The two candidate incidents formed include both alerts because both alerts are 100% matches for both correlation definitions.

Important

Because Moogsoft merges identical candidate incidents (those composed of the same Alert IDs) into the same incident, the two incidents resulting from these two alerts would not actually be observed unless additional configuration settings (such as filters) were added. During the merging process, one of the two candidate incidents would be chosen to create the incident, and the other candidate would be merged with it.

Note that incidents which are less than 100% alike can also merge, depending on the percent similarity selected for the correlation group Automatic Merge setting.

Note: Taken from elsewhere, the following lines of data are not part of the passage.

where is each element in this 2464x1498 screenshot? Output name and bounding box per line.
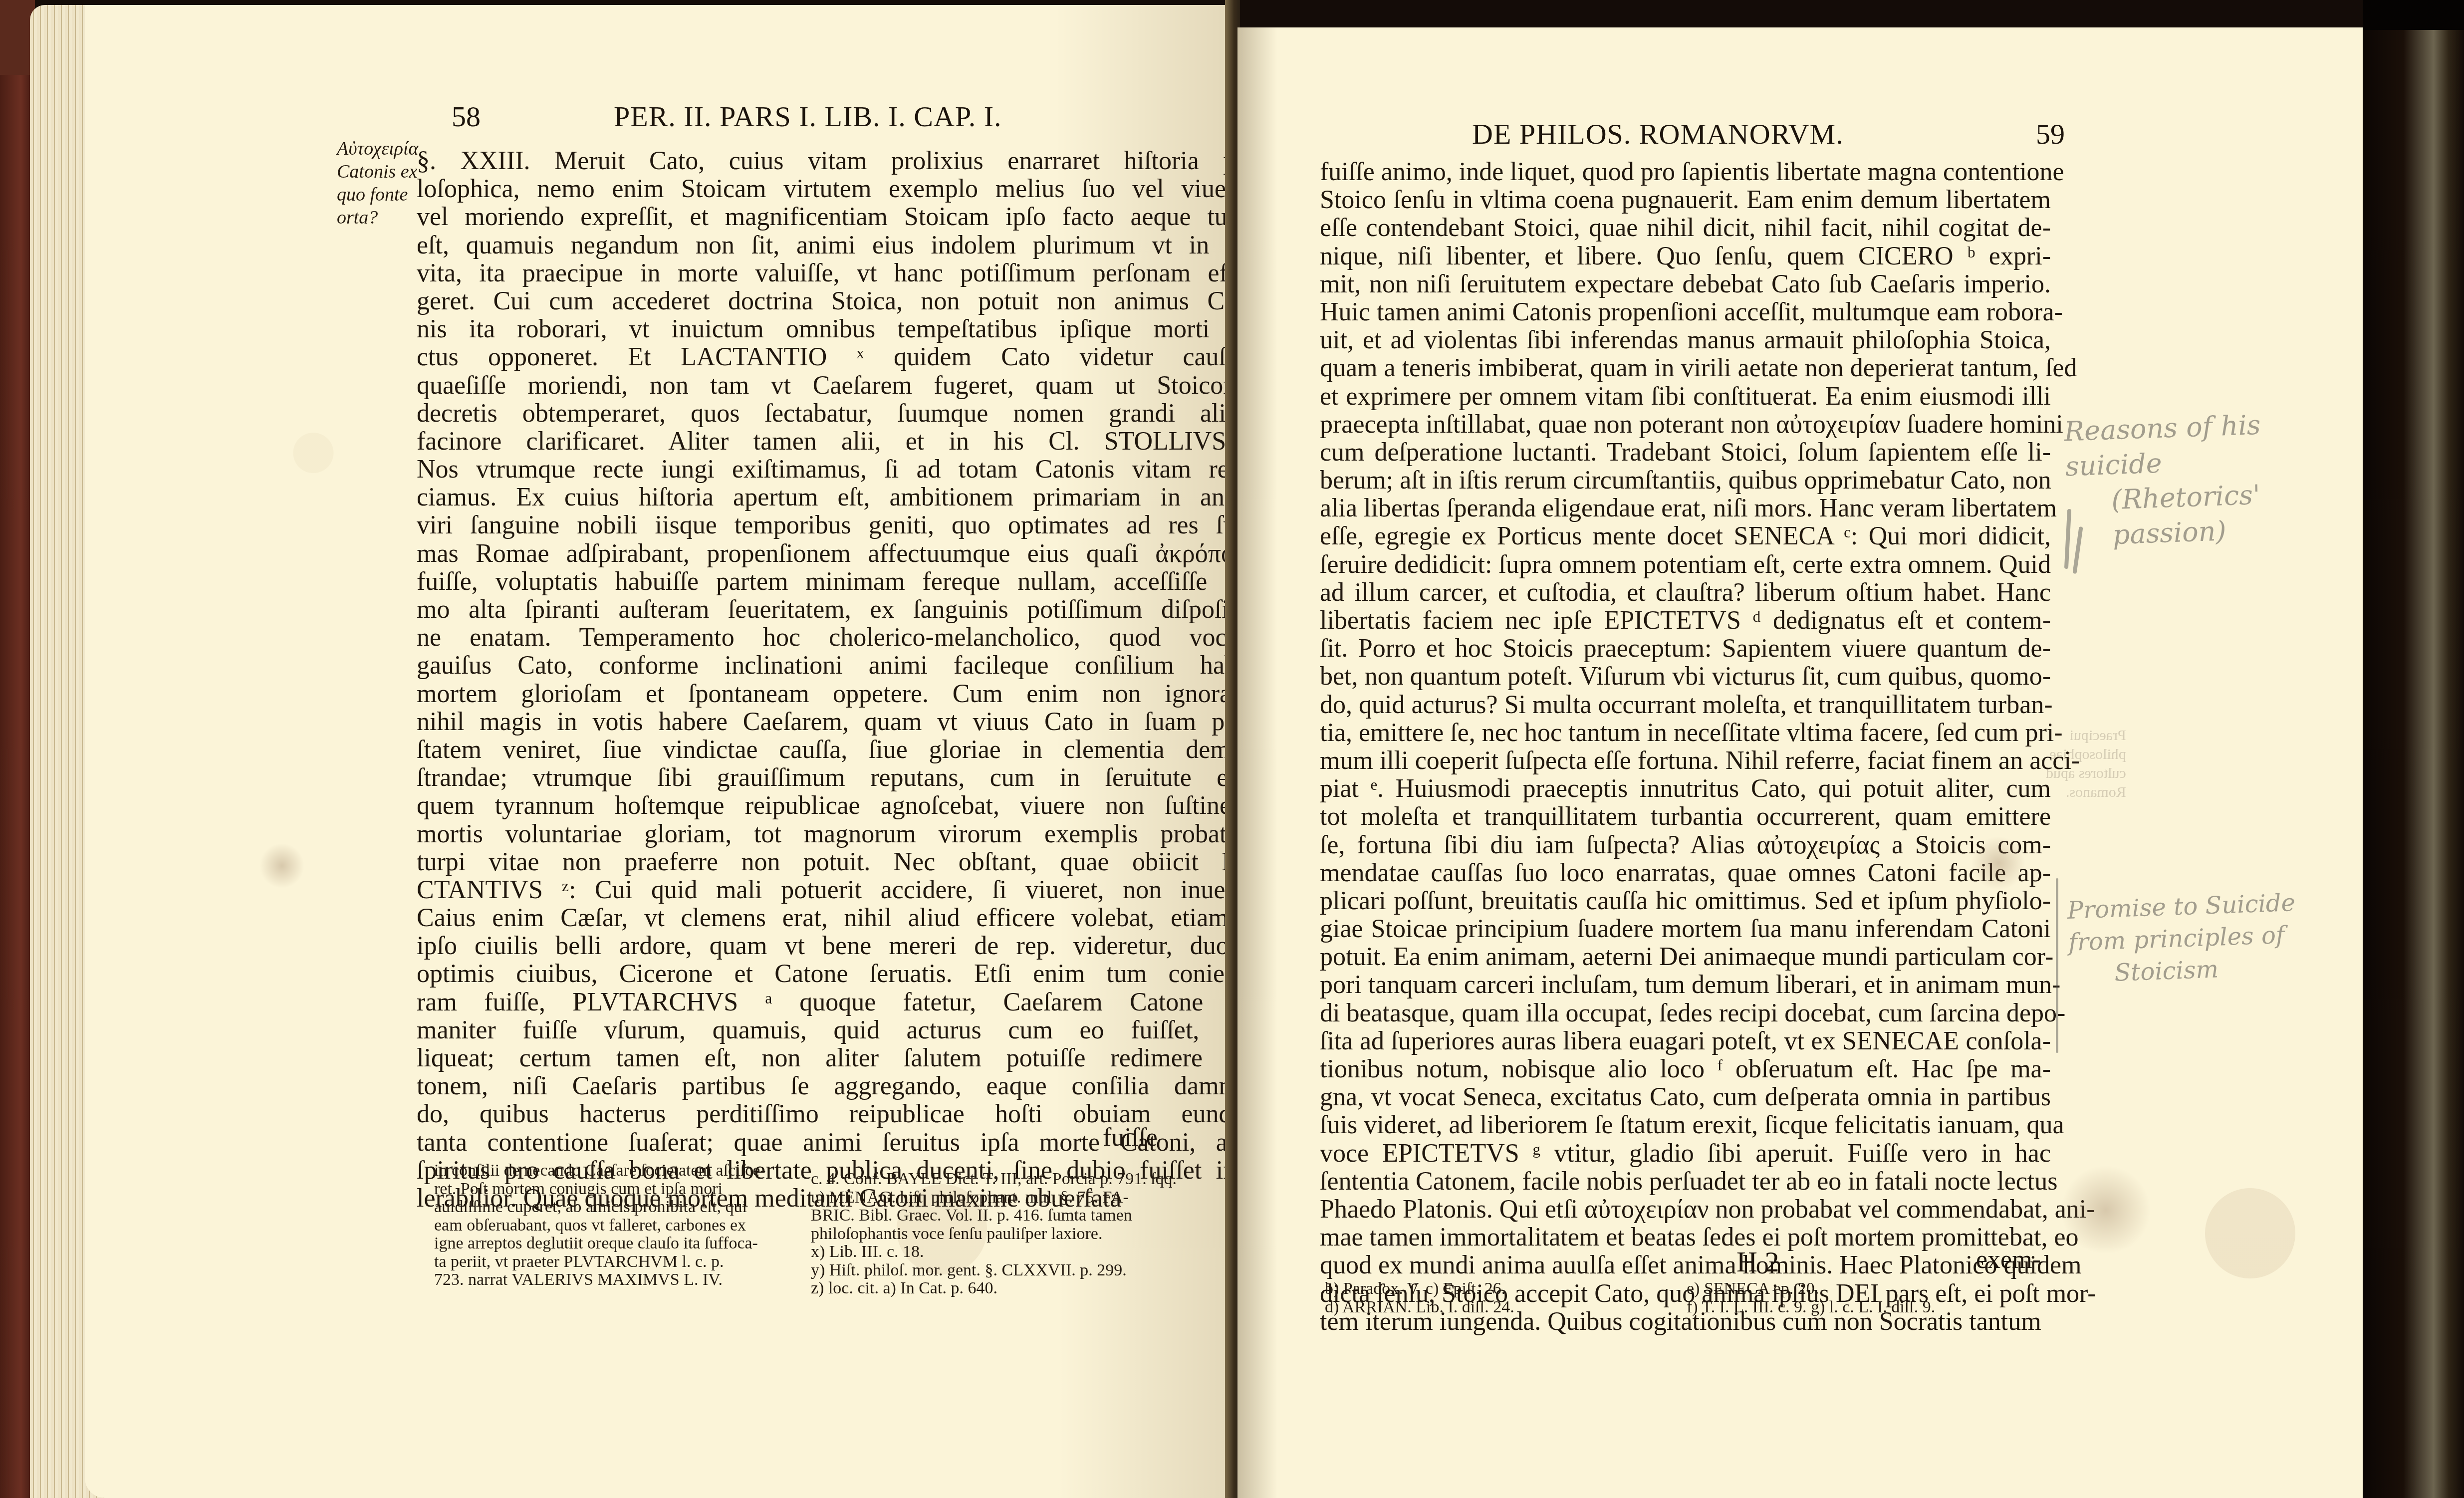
text-line: ad illum carcer, et cuſtodia, et clauſtr… (1320, 579, 2051, 607)
text-line: do, quid acturus? Si multa occurrant mol… (1320, 691, 2051, 719)
text-line: alia libertas ſperanda eligendaue erat, … (1320, 495, 2051, 522)
text-line: fuiſſe, voluptatis habuiſſe partem minim… (417, 568, 1265, 596)
text-line: mit, non niſi ſeruitutem expectare debeb… (1320, 270, 2051, 298)
pencil-bracket (2056, 878, 2058, 1053)
text-line: ne enatam. Temperamento hoc cholerico-me… (417, 624, 1265, 652)
text-line: geret. Cui cum accederet doctrina Stoica… (417, 287, 1265, 315)
right-page: DE PHILOS. ROMANORVM. 59 fuiſſe animo, i… (1237, 27, 2363, 1498)
pencil-annotation: Promise to Suicide from principles of St… (2067, 887, 2298, 991)
text-line: philoſophantis voce ſenſu pauliſper laxi… (811, 1225, 1250, 1244)
text-line: di beatasque, quam illa occupat, ſedes r… (1320, 999, 2051, 1027)
text-line: turpi vitae non praeferre non potuit. Ne… (417, 848, 1265, 876)
foxing-spot (2061, 1165, 2151, 1255)
pencil-annotation: Reasons of his suicide (Rhetorics' passi… (2063, 404, 2365, 554)
text-line: Huic tamen animi Catonis propenſioni acc… (1320, 298, 2051, 326)
text-line: mas Romae adſpirabant, propenſionem affe… (417, 540, 1265, 568)
text-line: Phaedo Platonis. Qui etſi αὐτοχειρίαν no… (1320, 1196, 2051, 1224)
text-line: quam a teneris imbiberat, quam in virili… (1320, 354, 2051, 382)
text-line: giae Stoicae principium ſuadere mortem ſ… (1320, 915, 2051, 943)
text-line: liqueat; certum tamen eſt, non aliter ſa… (417, 1044, 1265, 1072)
footnotes-right-col2: e) SENECA ep. 20.f) T. I. L. III. c. 9. … (1687, 1280, 2046, 1316)
text-line: praecepta inſtillabat, quae non poterant… (1320, 411, 2051, 439)
text-line: tonem, niſi Caeſaris partibus ſe aggrega… (417, 1072, 1265, 1100)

The Ignore ordering option becomes more important when an alert potentially matches multiple existing incidents created by different correlation definitions. In this situation, the alert can be included in multiple incidents.

If these two active incidents already existed on your system:

Incident 1

Incident 2

"source" = "AWS",

"manager_id" = "VPC",

"check" = "logs",

class = "database"

"source" = "AWS",

"manager_id" = "VPC",

"check" = "response time",

"class" = "application"

Then Alert 1 and Alert 2 would be evaluated by both A and B correlation definitions and become members of both incidents.